Thursday, April 10, 2008

Wiretapping, whistleblowing and IT ethics

I found a closely related article to the Chapter 4 case study on how the telephone company is violating our privacy. The article brings up several ethical questions. Mark Klein, a retired AT&T employee, announced that "An exact copy of all Internet traffic that flowed through critical AT&T cables...was being diverted to equipment inside the secret room." The NSA had taken wiretapping beyond phone lines and was monitoring everything coming through AT&T's Internet wires. There are secret rooms set up in communication facilities like AT&T across the country.

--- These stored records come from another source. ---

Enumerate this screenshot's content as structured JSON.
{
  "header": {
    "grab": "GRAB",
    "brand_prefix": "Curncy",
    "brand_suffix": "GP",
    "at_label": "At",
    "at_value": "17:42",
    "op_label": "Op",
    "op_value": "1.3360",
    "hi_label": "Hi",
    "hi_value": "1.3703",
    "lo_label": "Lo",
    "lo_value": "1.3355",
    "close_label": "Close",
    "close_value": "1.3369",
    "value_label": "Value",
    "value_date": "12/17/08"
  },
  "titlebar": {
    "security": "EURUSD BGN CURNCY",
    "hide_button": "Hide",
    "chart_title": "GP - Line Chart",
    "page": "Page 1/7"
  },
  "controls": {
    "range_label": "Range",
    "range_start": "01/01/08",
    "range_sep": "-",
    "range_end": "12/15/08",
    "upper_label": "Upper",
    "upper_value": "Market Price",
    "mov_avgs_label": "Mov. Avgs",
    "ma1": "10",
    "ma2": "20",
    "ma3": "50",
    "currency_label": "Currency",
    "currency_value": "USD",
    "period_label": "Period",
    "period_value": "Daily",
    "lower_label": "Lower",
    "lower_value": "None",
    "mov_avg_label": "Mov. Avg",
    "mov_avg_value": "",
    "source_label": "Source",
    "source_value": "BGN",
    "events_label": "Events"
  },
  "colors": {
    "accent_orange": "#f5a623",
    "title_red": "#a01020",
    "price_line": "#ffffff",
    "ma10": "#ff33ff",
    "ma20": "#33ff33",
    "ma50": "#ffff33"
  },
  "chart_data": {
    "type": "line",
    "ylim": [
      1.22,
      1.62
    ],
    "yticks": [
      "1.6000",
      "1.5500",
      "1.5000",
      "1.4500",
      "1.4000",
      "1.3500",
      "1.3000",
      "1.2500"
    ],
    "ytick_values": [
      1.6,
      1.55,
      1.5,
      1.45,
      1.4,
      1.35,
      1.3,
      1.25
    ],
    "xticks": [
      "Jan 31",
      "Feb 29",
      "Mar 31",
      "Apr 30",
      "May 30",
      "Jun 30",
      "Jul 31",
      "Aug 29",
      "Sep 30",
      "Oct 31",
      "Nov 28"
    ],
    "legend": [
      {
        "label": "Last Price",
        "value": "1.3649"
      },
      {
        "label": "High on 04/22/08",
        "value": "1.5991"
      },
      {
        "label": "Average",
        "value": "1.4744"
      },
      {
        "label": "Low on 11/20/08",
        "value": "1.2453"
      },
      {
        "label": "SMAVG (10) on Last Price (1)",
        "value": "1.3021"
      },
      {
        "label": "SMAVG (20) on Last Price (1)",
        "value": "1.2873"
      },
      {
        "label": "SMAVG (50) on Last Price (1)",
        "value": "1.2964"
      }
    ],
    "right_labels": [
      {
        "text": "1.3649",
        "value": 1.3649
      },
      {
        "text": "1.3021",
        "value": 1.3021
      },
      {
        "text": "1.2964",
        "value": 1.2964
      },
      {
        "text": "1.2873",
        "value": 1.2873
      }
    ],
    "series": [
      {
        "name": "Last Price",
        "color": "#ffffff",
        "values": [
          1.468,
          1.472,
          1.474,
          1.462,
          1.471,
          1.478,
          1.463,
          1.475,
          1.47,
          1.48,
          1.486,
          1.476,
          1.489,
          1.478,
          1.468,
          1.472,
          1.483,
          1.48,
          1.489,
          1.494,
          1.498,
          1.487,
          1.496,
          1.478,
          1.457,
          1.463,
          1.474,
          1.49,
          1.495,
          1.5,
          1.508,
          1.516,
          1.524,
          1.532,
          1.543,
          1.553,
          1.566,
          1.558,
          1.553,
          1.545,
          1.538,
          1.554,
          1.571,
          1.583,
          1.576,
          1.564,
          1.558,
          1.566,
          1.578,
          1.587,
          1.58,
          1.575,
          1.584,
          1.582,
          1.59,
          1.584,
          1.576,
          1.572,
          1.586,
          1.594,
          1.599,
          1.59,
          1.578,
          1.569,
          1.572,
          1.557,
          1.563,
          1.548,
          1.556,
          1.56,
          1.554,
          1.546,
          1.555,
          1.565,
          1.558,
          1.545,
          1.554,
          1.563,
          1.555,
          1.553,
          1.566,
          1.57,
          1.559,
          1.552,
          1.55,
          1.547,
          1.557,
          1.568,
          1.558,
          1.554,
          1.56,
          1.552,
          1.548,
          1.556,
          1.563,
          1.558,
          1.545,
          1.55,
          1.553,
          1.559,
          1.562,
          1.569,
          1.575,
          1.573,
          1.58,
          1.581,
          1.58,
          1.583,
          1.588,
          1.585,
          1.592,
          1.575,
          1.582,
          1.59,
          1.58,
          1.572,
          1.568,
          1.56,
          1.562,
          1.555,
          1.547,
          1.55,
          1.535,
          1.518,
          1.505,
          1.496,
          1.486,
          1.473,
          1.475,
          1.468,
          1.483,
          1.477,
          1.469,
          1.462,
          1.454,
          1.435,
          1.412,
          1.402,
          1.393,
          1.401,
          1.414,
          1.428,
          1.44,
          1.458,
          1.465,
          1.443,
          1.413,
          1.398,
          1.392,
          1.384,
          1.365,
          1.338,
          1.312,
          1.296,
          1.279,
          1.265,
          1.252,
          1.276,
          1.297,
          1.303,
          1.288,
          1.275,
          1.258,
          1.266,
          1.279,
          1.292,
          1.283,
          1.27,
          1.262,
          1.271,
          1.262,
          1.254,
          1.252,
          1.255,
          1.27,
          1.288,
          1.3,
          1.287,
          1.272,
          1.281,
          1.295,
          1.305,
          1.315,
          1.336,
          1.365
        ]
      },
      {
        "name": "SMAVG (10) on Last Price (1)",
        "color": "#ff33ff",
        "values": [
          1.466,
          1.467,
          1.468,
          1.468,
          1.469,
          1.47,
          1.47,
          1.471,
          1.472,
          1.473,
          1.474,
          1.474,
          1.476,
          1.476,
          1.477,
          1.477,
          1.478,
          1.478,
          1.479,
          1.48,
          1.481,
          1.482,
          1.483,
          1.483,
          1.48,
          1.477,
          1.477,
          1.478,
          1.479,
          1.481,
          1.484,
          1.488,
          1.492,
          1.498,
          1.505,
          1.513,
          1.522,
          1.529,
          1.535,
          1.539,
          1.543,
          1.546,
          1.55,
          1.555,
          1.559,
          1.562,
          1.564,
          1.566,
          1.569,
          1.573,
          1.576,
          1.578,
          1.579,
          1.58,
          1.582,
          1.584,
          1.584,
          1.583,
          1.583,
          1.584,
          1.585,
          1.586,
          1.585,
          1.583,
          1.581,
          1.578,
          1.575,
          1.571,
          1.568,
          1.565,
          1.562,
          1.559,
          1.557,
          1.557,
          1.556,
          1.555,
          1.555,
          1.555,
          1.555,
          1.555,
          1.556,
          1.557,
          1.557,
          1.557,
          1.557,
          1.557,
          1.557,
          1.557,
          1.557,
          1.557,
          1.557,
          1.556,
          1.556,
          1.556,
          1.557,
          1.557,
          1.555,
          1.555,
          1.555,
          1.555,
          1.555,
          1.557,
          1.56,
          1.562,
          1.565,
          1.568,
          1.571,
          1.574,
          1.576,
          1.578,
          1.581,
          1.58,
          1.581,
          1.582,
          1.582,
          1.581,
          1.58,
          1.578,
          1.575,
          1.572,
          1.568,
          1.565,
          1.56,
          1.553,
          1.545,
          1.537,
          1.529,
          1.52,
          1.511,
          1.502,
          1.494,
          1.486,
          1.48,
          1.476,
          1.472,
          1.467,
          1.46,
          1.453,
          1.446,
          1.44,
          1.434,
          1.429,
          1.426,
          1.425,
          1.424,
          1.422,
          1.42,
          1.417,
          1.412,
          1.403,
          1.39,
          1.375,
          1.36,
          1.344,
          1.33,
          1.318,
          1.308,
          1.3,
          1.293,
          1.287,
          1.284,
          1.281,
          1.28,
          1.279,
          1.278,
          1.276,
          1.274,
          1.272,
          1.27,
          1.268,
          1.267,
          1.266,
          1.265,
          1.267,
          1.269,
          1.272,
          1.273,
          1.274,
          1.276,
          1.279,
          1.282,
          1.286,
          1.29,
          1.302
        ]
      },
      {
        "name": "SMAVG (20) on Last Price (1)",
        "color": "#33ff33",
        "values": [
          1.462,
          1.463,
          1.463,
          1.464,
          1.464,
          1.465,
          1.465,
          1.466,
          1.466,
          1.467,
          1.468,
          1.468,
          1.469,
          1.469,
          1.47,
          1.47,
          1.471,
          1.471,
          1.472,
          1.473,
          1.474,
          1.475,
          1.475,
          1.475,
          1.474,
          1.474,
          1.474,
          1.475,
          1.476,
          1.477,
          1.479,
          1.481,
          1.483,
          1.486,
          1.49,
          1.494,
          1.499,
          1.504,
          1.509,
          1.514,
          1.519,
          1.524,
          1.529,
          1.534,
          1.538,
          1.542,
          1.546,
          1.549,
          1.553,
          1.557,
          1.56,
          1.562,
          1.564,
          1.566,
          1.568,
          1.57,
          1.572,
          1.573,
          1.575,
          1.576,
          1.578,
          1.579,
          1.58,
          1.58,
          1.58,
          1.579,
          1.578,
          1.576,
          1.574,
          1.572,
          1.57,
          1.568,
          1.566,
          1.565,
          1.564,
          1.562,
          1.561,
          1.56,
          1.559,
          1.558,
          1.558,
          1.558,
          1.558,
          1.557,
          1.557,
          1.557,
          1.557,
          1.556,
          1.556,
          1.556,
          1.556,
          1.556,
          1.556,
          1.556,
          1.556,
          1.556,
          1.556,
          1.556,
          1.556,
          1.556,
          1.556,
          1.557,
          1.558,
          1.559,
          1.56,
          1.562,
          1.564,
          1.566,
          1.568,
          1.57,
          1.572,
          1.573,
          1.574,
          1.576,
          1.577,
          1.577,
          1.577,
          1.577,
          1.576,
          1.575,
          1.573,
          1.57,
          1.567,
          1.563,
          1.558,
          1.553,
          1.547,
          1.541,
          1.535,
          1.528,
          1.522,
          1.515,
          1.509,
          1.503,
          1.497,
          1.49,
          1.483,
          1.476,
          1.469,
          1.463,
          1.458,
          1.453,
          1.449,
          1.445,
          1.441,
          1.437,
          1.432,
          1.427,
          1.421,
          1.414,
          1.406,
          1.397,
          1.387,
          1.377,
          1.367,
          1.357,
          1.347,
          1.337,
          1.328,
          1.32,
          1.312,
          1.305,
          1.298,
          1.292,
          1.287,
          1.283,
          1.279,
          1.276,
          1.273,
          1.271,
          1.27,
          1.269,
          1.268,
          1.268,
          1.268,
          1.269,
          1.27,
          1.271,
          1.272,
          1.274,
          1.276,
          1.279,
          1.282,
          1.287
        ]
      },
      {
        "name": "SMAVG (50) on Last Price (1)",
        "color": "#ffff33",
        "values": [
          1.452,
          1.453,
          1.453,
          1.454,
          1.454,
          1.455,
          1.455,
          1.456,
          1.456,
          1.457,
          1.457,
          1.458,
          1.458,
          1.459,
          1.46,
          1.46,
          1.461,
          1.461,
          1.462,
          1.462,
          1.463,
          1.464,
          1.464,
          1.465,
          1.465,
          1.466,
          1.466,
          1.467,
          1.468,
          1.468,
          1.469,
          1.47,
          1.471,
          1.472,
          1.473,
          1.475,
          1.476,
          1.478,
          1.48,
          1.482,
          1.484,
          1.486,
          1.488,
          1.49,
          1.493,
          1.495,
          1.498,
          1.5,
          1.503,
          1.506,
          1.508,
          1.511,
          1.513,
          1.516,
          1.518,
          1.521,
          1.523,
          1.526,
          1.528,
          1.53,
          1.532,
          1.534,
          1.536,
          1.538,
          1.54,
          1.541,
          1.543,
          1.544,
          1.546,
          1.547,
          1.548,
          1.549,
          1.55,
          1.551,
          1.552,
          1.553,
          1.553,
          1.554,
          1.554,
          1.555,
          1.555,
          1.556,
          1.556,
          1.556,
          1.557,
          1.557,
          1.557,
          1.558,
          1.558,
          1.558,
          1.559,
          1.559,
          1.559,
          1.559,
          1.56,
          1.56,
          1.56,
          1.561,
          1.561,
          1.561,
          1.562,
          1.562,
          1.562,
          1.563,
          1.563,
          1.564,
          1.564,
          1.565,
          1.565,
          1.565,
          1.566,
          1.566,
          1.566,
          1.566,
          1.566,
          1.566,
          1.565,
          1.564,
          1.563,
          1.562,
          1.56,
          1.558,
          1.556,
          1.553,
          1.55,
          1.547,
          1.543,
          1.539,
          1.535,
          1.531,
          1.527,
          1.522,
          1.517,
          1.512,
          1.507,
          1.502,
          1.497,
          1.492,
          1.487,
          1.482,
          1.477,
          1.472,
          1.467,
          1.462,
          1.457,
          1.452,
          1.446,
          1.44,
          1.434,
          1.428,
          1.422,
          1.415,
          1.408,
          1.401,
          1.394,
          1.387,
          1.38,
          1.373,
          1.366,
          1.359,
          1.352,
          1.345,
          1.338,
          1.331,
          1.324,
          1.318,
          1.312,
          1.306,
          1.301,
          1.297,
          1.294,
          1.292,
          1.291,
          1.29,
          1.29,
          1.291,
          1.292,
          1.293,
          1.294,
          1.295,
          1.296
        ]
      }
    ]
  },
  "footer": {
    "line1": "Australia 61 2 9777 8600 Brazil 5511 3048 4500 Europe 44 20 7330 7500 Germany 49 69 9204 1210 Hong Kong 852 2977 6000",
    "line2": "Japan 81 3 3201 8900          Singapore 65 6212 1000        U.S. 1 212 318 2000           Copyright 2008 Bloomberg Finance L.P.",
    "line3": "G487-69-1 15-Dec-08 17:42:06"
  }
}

The NSA is not being selective in its monitoring, but observing all communication. The government is analyzing connections rather than content. The problem with this monitoring is that the NSA could incorrectly accuse an innocent person of terrorist activity or gather information for future cases not related to terrorism. The author of the article goes on to ask if you were Klien, the man working for AT&T, would you have blown the whistle knowing that it could cost you your job?

Since we discussed the ethical issue of wiretapping in the case study, I'm going to discuss what choice I would have made in Klien's situation. I would have most definitely blown the whistle on AT&T's involvement in wiretapping. This is too large of an ethical issue to be overlooked and needed to be reported upon immediately. It's one thing to witness a coworker using the copy machine for personal use, but quite another to know of an ethical wrong at this level. I think that Klien made a good choice and I'm sure a future employer would look upon this act favorably. There are several business owners that would appreciate this honesty and ethical behavior.

Mark Gibbs (2007, November). Wiretapping, whistleblowing and IT ethics. Network World, 24(44), 54. Retrieved April 10, 2008, from ABI/INFORM Global database. (Document ID: 1388463031).